На таком же автопилоте и в полудреме прошел весь штормовой день. Лишь к вечеру, когда волнение утихло, экспедиция немного очнулась, и Софья Розенфельд, орнитолог, научный сотрудник Института проблем экологии и эволюции РАН, прочитала лекцию о птицах Новой Зеландии. Там она провела не так давно около полутора месяцев в рабочей поездке по различным нацпаркам.

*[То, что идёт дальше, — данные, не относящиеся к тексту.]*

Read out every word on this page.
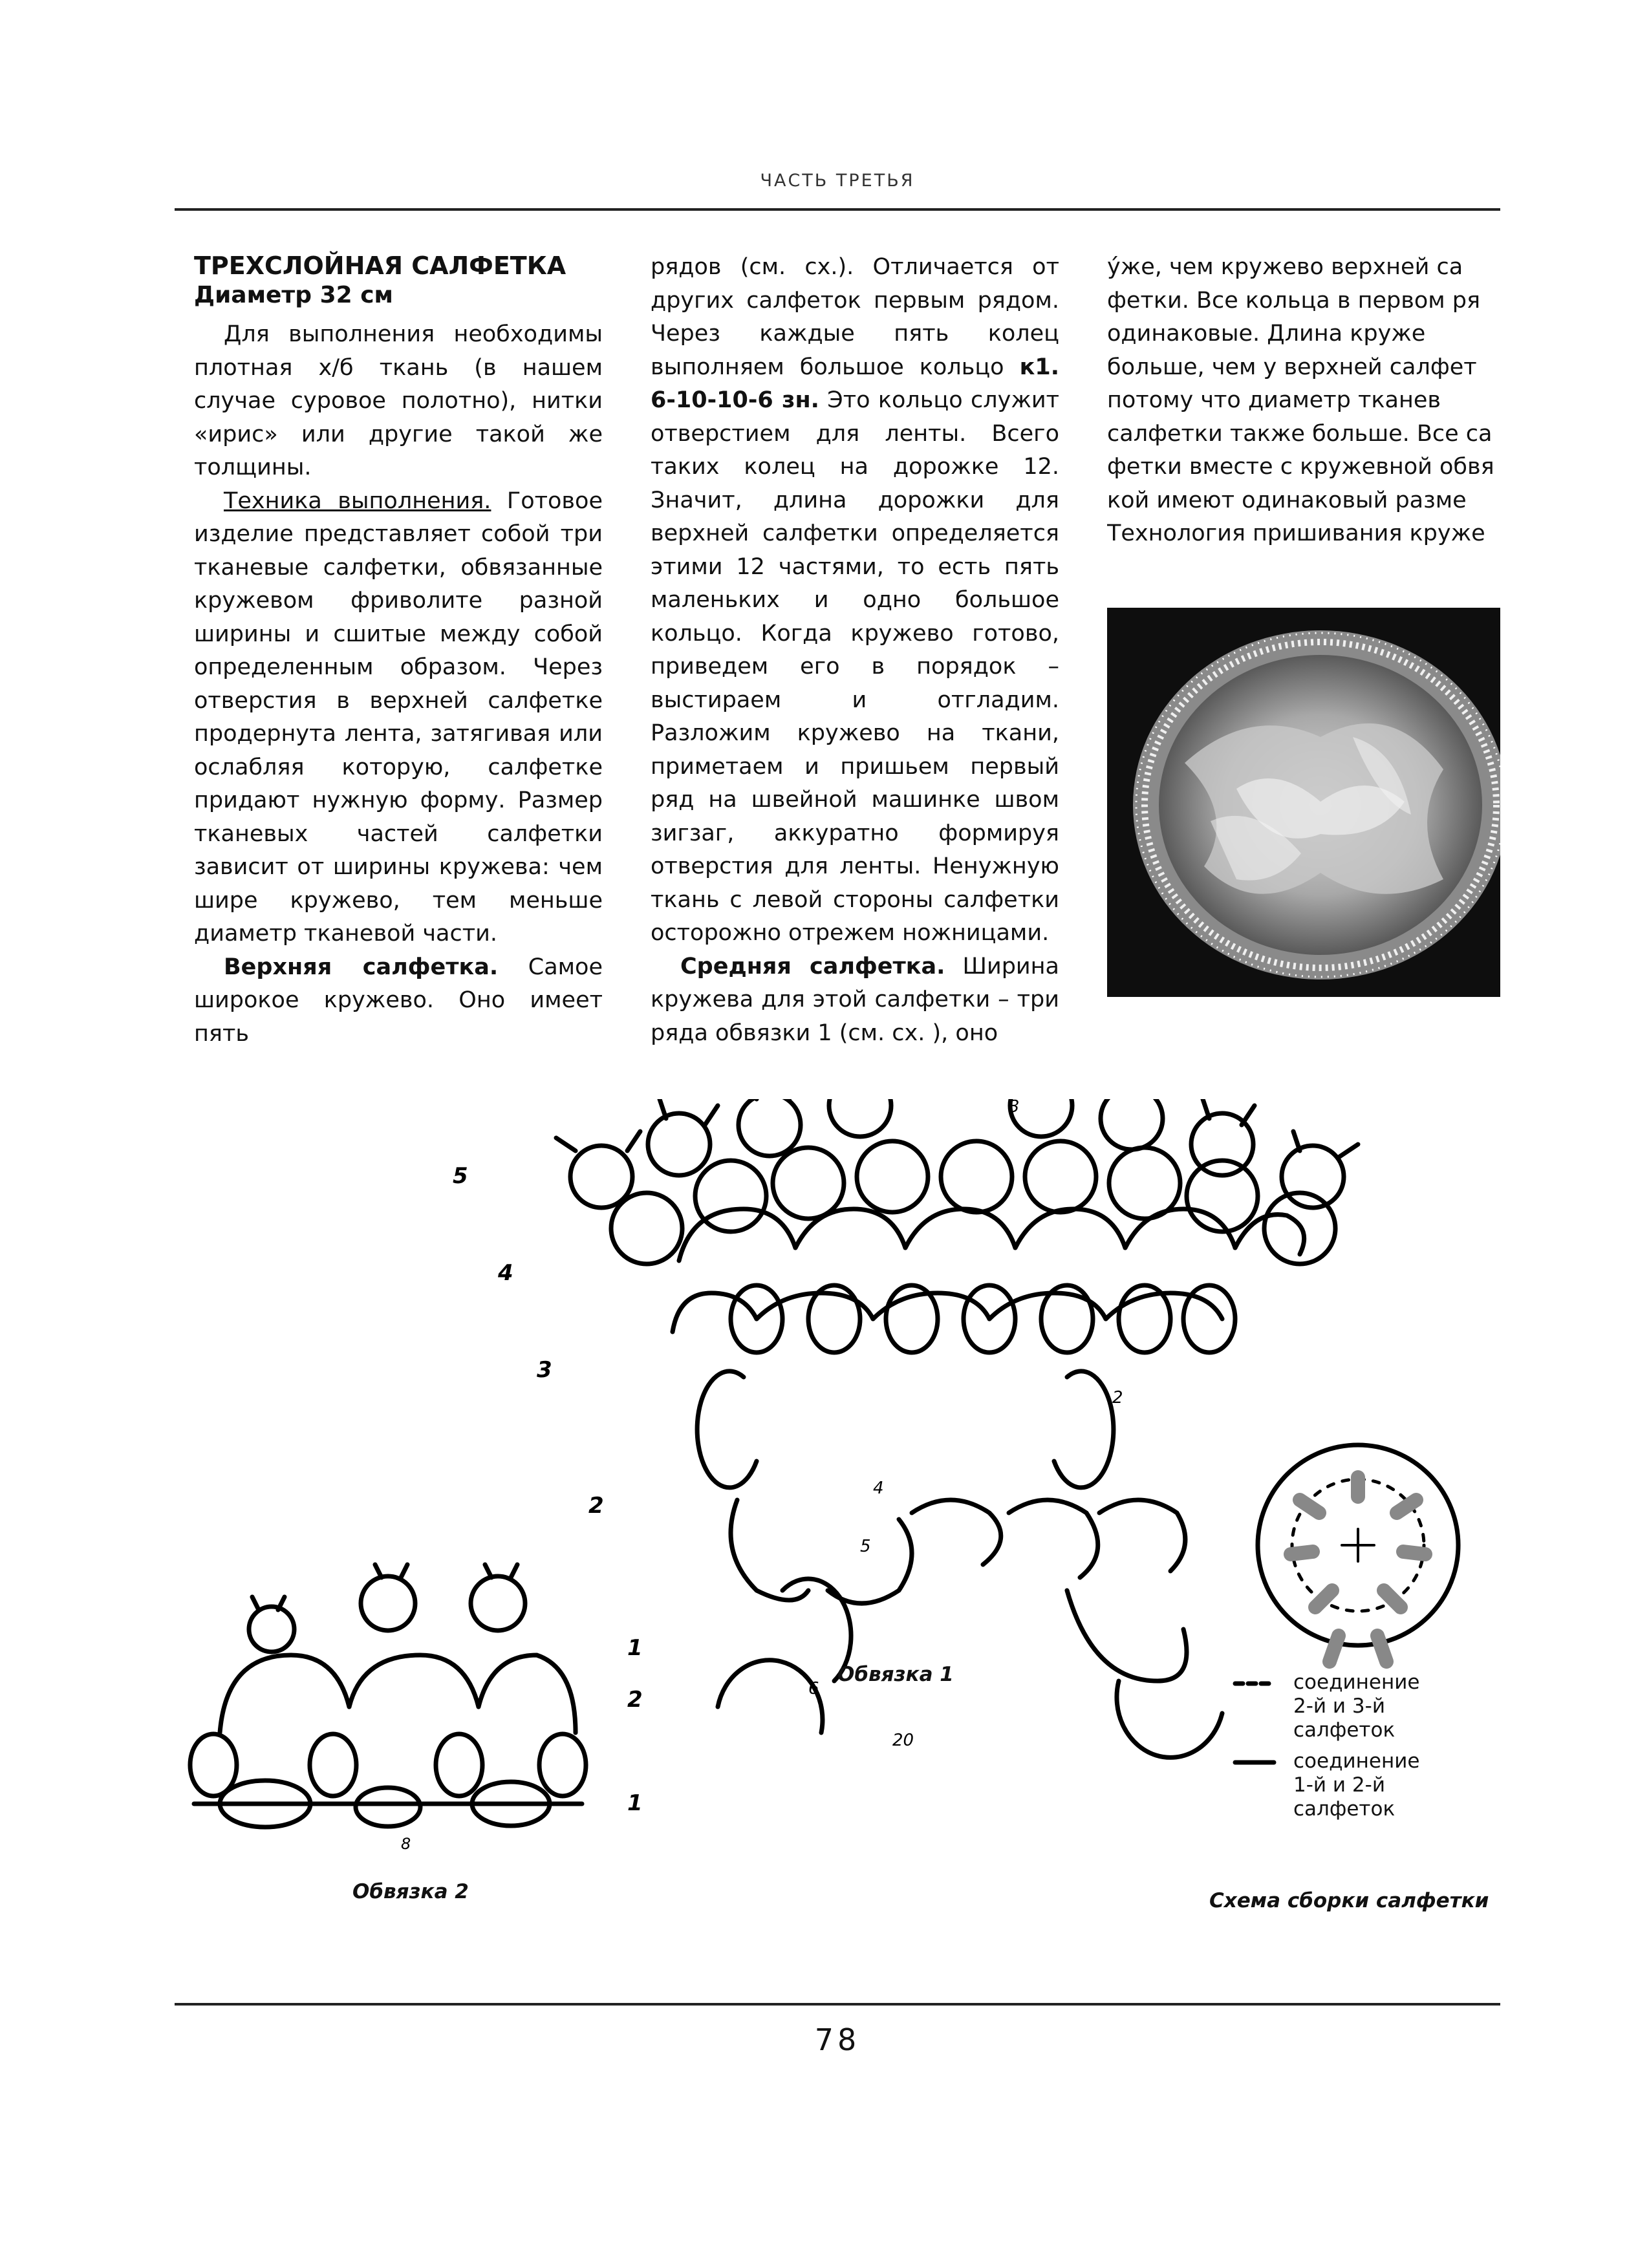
ЧАСТЬ ТРЕТЬЯ

ТРЕХСЛОЙНАЯ САЛФЕТКА

Диаметр 32 см

Для выполнения необходимы плотная х/б ткань (в нашем случае суровое полотно), нитки «ирис» или другие такой же толщины.

Техника выполнения. Готовое изделие представляет собой три тканевые салфетки, обвязанные кружевом фриволите разной ширины и сшитые между собой определенным образом. Через отверстия в верхней салфетке продернута лента, затягивая или ослабляя которую, салфетке придают нужную форму. Размер тканевых частей салфетки зависит от ширины кружева: чем шире кружево, тем меньше диаметр тканевой части.

Верхняя салфетка. Самое широкое кружево. Оно имеет пять

рядов (см. сх.). Отличается от других салфеток первым рядом. Через каждые пять колец выполняем большое кольцо к1. 6-10-10-6 зн. Это кольцо служит отверстием для ленты. Всего таких колец на дорожке 12. Значит, длина дорожки для верхней салфетки определяется этими 12 частями, то есть пять маленьких и одно большое кольцо. Когда кружево готово, приведем его в порядок – выстираем и отгладим. Разложим кружево на ткани, приметаем и пришьем первый ряд на швейной машинке швом зигзаг, аккуратно формируя отверстия для ленты. Ненужную ткань с левой стороны салфетки осторожно отрежем ножницами.

Средняя салфетка. Ширина кружева для этой салфетки – три ряда обвязки 1 (см. сх. ), оно

у́же, чем кружево верхней са
фетки. Все кольца в первом ря
одинаковые. Длина круже
больше, чем у верхней салфет
потому что диаметр тканев
салфетки также больше. Все са
фетки вместе с кружевной обвя
кой имеют одинаковый разме
Технология пришивания круже
5
4
3
2
1
6
20
4
5
3
2
Обвязка 1
2
1
8
Обвязка 2
соединение
2-й и 3-й
салфеток
соединение
1-й и 2-й
салфеток
Схема сборки салфетки
78
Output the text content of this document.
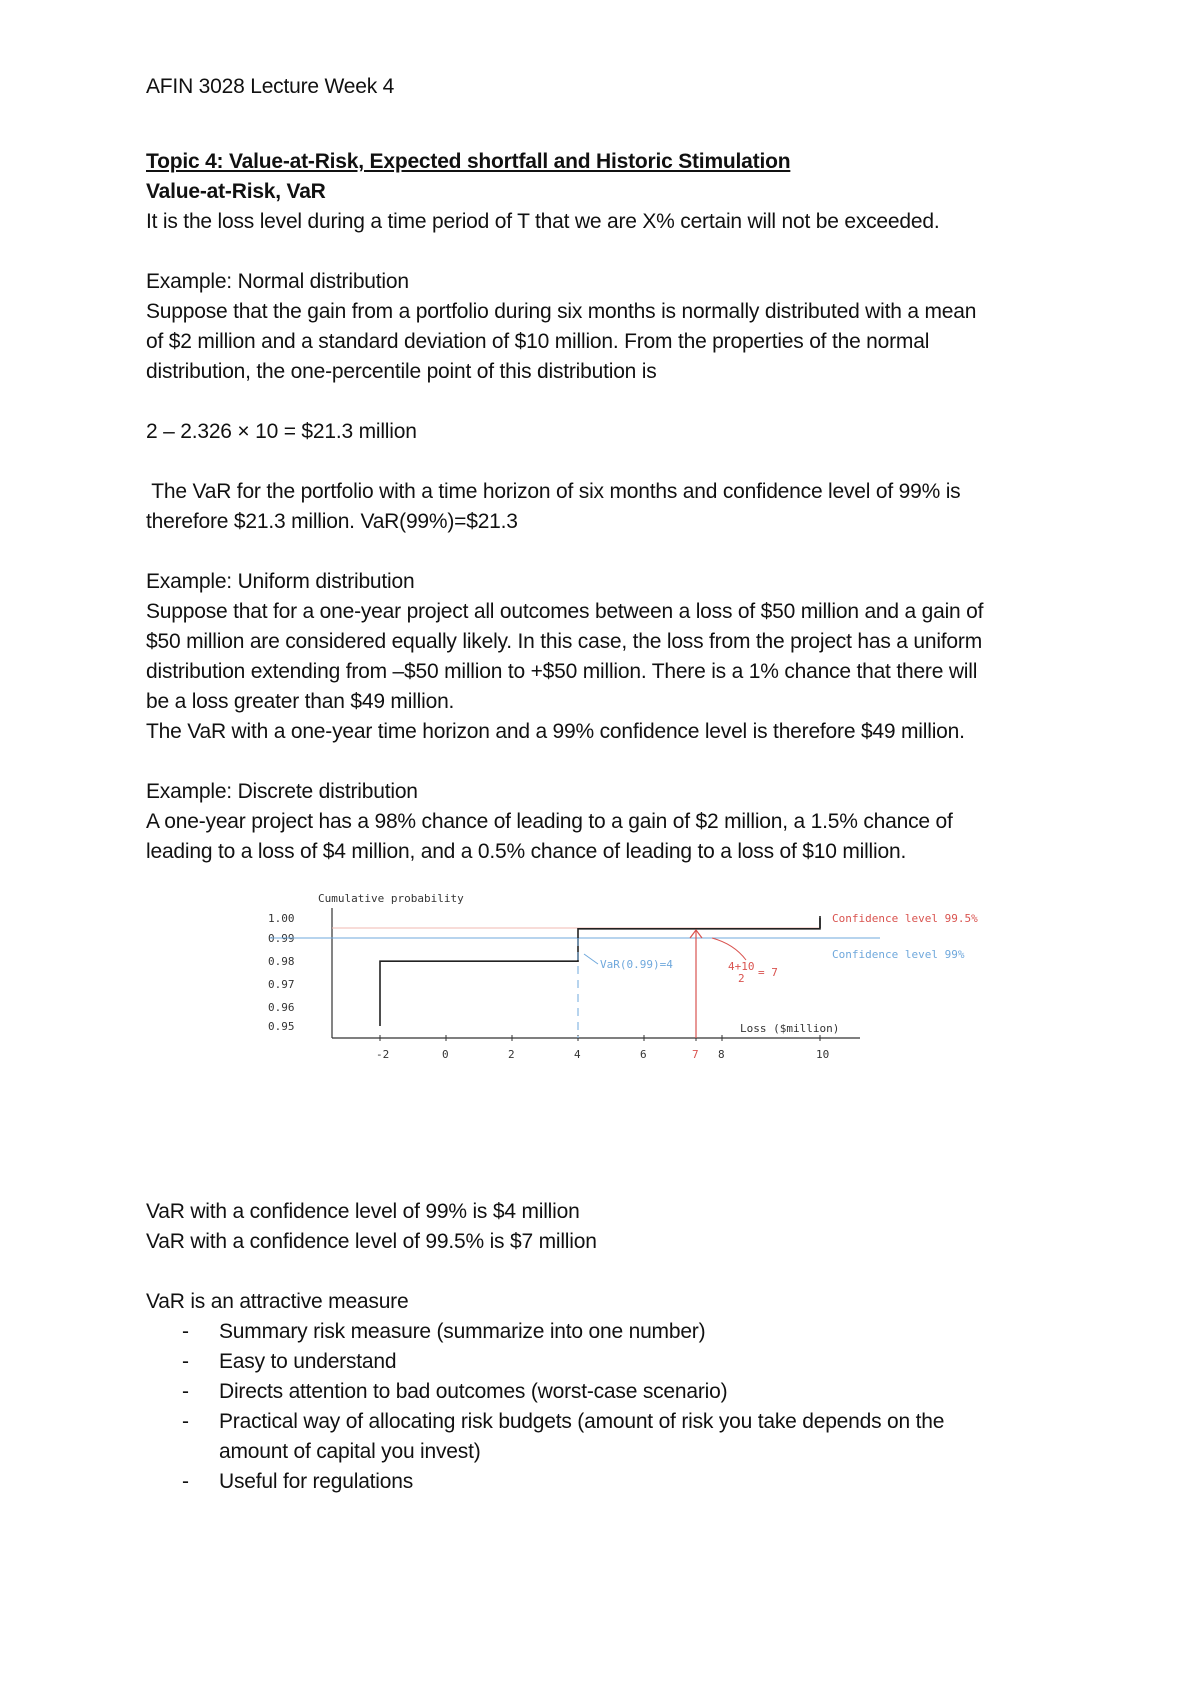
AFIN 3028 Lecture Week 4
Topic 4: Value-at-Risk, Expected shortfall and Historic Stimulation
Value-at-Risk, VaR
It is the loss level during a time period of T that we are X% certain will not be exceeded.
Example: Normal distribution
Suppose that the gain from a portfolio during six months is normally distributed with a mean
of $2 million and a standard deviation of $10 million. From the properties of the normal
distribution, the one-percentile point of this distribution is
2 – 2.326 × 10 = $21.3 million
The VaR for the portfolio with a time horizon of six months and confidence level of 99% is
therefore $21.3 million. VaR(99%)=$21.3
Example: Uniform distribution
Suppose that for a one-year project all outcomes between a loss of $50 million and a gain of
$50 million are considered equally likely. In this case, the loss from the project has a uniform
distribution extending from –$50 million to +$50 million. There is a 1% chance that there will
be a loss greater than $49 million.
The VaR with a one-year time horizon and a 99% confidence level is therefore $49 million.
Example: Discrete distribution
A one-year project has a 98% chance of leading to a gain of $2 million, a 1.5% chance of
leading to a loss of $4 million, and a 0.5% chance of leading to a loss of $10 million.
Cumulative probability
1.00
0.99
0.98
0.97
0.96
0.95
-2	0	2	4	6	7 8	10
VaR(0.99)=4	4+10
2 = 7
Confidence level 99.5%
Confidence level 99%
Loss ($million)
VaR with a confidence level of 99% is $4 million
VaR with a confidence level of 99.5% is $7 million
VaR is an attractive measure
- Summary risk measure (summarize into one number)
- Easy to understand
- Directs attention to bad outcomes (worst-case scenario)
- Practical way of allocating risk budgets (amount of risk you take depends on the
amount of capital you invest)
- Useful for regulations
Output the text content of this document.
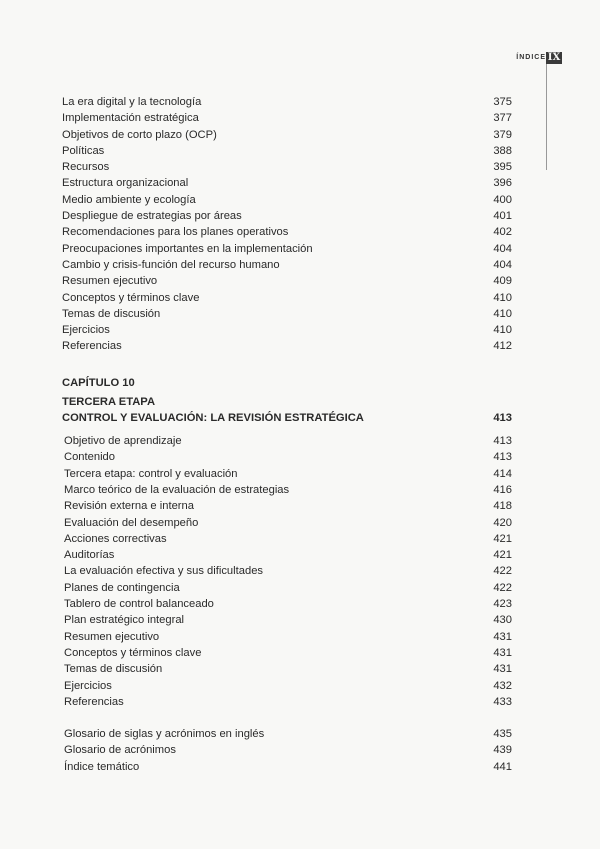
ÍNDICE IX
La era digital y la tecnología	375
Implementación estratégica	377
Objetivos de corto plazo (OCP)	379
Políticas	388
Recursos	395
Estructura organizacional	396
Medio ambiente y ecología	400
Despliegue de estrategias por áreas	401
Recomendaciones para los planes operativos	402
Preocupaciones importantes en la implementación	404
Cambio y crisis-función del recurso humano	404
Resumen ejecutivo	409
Conceptos y términos clave	410
Temas de discusión	410
Ejercicios	410
Referencias	412
CAPÍTULO 10
TERCERA ETAPA
CONTROL Y EVALUACIÓN: LA REVISIÓN ESTRATÉGICA	413
Objetivo de aprendizaje	413
Contenido	413
Tercera etapa: control y evaluación	414
Marco teórico de la evaluación de estrategias	416
Revisión externa e interna	418
Evaluación del desempeño	420
Acciones correctivas	421
Auditorías	421
La evaluación efectiva y sus dificultades	422
Planes de contingencia	422
Tablero de control balanceado	423
Plan estratégico integral	430
Resumen ejecutivo	431
Conceptos y términos clave	431
Temas de discusión	431
Ejercicios	432
Referencias	433
Glosario de siglas y acrónimos en inglés	435
Glosario de acrónimos	439
Índice temático	441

Главный вывод был такой: России в плане охраны природы пока очень далеко до земли антиподов. Но есть повод и для радости: в нашей стране еще сохраняется сама по себе природа в ее первозданном виде. Потому что уникальные экосистемы Новой Зеландии, многих приводящие в такой восторг, чем-то похожи на тяжелобольного, подключенного к аппарату искусственного дыхания. Если аппарат отключить, — иными словами, перестать вкладывать в природоохранные мероприятия огромные деньги и ослабить контроль, — то от уникальной флоры и фауны этой страны очень скоро ничего не останется.

Но вместе с тем положительный опыт Новой Зеландии очень ценен. Он как минимум вызывает уважение, а местами — поражает до глубины души. Например, черных зябликов (black robins) к 1976 году в стране оставалось всего пять особей, и из них только одна (!) самка по кличке Blue (что, очевидно, следует переводить как «печальница», потому что оперение у птиц в любом случае целиком черное). Более узкого бутылочного горлышка для вида нельзя и представить. Но каким-то чудом численность популяции удалось довести до 250 особей! И это, конечно, подвиг.

Поскольку невозможно очистить территорию всей страны от завезенных еще колонистами мелких хищников (куньих и грызунов), обычно выбирается какой-то уединенный остров, и на нем устраивается заповедник. Сегодня в биологии даже появилось понятие sanctuary birds — это птицы, которые существуют только в искусственно созданных и поддерживаемых экосистемах.

Как известно, Новая Зеландия в первую очередь славится своими эндемиками — ледниковыми попугаями кеа и киви. О них тоже заботятся очень тщательно. Но пожалуй, самая показательная история — это история спасения такахи, еще одной нелетающей птицы, которая одно время считалась вымершей. Но внезапно в долине Те-Анау на Южном острове была обнаружена целая колония такахи (ее точное местоположение до сих пор держится в секрете) и описано около 30 гнезд. Тут же приняли решения сделать питомник — но уже на Северном острове, в безопасном месте. Было понятно, что транспортировки на такое расстояние не перенесут ни взрослые особи, ни птенцы. Значит, надо перевозить яйца. Вот только как их сохранить в дороге без насиживания? Решили привлечь обыкновенных кур. Их начали тренировать, как десантников. Таскать на вертолетах, возить в кузове грузовика по ухабам или на лодках в шторм — и так до тех пор, пока из двух десятков призывников не осталось трое самых выносливых (или самых тупых, трудно сказать наверняка). Был даже вот какой случай: ящик, в котором находилось гнездо и на нем наседка, установили на крыше автомобиля. Машина задела на ходу низко свисавшие ветки дерева. Ящик слетел и покатился под откос. Но когда потом в него заглянули, курица по-прежнему сидела на гнезде. Ее-то и выбрали самой первой в тройку приемных родителей.

И уж если кур можно обучить насиживать чужие кладки в экстремальных условиях, то, наверное, и люди рано ли поздно научатся бережнее относиться в окружающей их природе.

В этом уж точно ничего особенного нет.